5 minute lightning oral presentation (and poster) ESA-SRB 2023 in conjunction with ENSA

Identifying alternative hydroxysteroid dehydrogenases capable of testosterone biosynthesis in Hsd17b3-deficient mice (#210)

Ben M Lawrence 1 , Liza O'Donnell 2 , Anne-Louise Gannon 1 , Imogen Abbott 1 , Diane Rebourcet 1 , Lee B Smith 1 2
  1. The University of Newcastle, Callaghan, NSW, Australia
  2. Griffith University, Southport, QLD, Australia

Testosterone regulates androgen-dependent functions including male sexual development and spermatogenesis. In the adult testis, Leydig cells synthesise testosterone via the canonical androgen biosynthesis pathway, where the HSD17B3 enzyme catalyses the conversion of the androgen precursor androstenedione into testosterone. Consequently, loss of function mutations in human HSD17B3 results in a disorder of sexual development. 46,XY HSD17B3-deficient individuals retain internal Wolffian structures however genitalia is undermasculinised, appearing as female or ambiguous.

Two independent research groups have generated Hsd17b3-deficient mice [1, 2]. Surprisingly, in contrast to human cases of HSD17B3-deficiency, male Hsd17b3 knockout mice are masculinised from birth and fertile in adulthood. Although Hsd17b3 knockout mice exhibit high androstenedione/testosterone ratios (indicative of HSD17B3 dysfunction), intratesticular testosterone is normal. This suggests the existence of alternative testosterone biosynthetic enzymes in mice. We aimed to identify hydroxysteroid dehydrogenase (HSD) enzymes that may be responsible for continued testosterone biosynthesis in Hsd17b3 knockout mice.
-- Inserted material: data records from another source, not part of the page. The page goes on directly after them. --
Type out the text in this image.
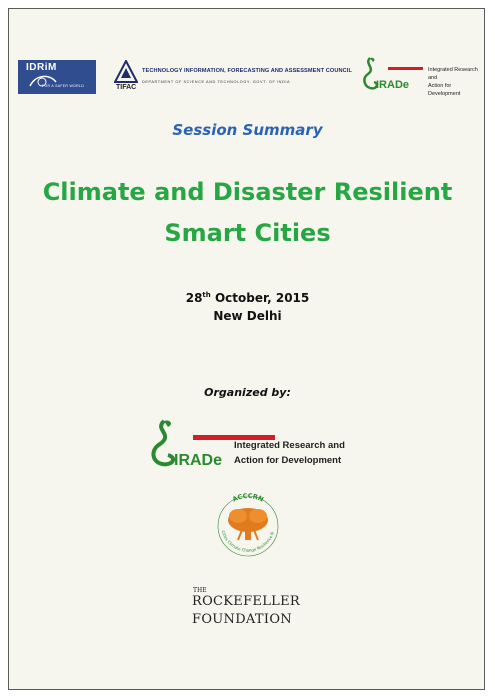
IDRiM
FOR A SAFER WORLD	TIFAC
TECHNOLOGY INFORMATION, FORECASTING AND ASSESSMENT COUNCIL
DEPARTMENT OF SCIENCE AND TECHNOLOGY, GOVT. OF INDIA	IRADe
Integrated Research and
Action for Development
Session Summary
Climate and Disaster Resilient
Smart Cities
28th October, 2015
New Delhi
Organized by:
IRADe
Integrated Research and
Action for Development
ACCCRN
Cities Climate Change Resilience N
THE
ROCKEFELLER
FOUNDATION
We have identified mouse HSD enzymes that can convert androstenedione into testosterone. We have demonstrated that a key amino acid in a particular HSD allows it to synthesise testosterone, in contrast to the human enzyme which has a different amino acid and is unable to produce testosterone. To model human androgen production in mice, we developed a transgenic mouse line expressing the HSD that is altered to express the human amino acid and is thus unable to produce testosterone. We are cross breeding this humanised HSD mouse line with Hsd17b3 knockout mice to identify whether the mutated HSD is unable to compensate for the lack of Hsd17b3. The validity of the mouse model has been established and the phenotype is currently being characterised. In conclusion, we are generating mouse models that can be used to better understand human disorders of androgen biosynthesis and can be exploited to identify novel therapies for androgen deficiency.

 

  1. Rebourcet, D., et al., Ablation of the canonical testosterone production pathway via knockout of the steroidogenic enzyme HSD17B3, reveals a novel mechanism of testicular testosterone production. Faseb j, 2020. 34(8): p. 10373-10386.
  2. Sipilä, P., et al., The lack of HSD17B3 in male mice results in disturbed Leydig cell maturation and endocrine imbalance akin to humans with HSD17B3 deficiency. Faseb j, 2020. 34(5): p. 6111-6128.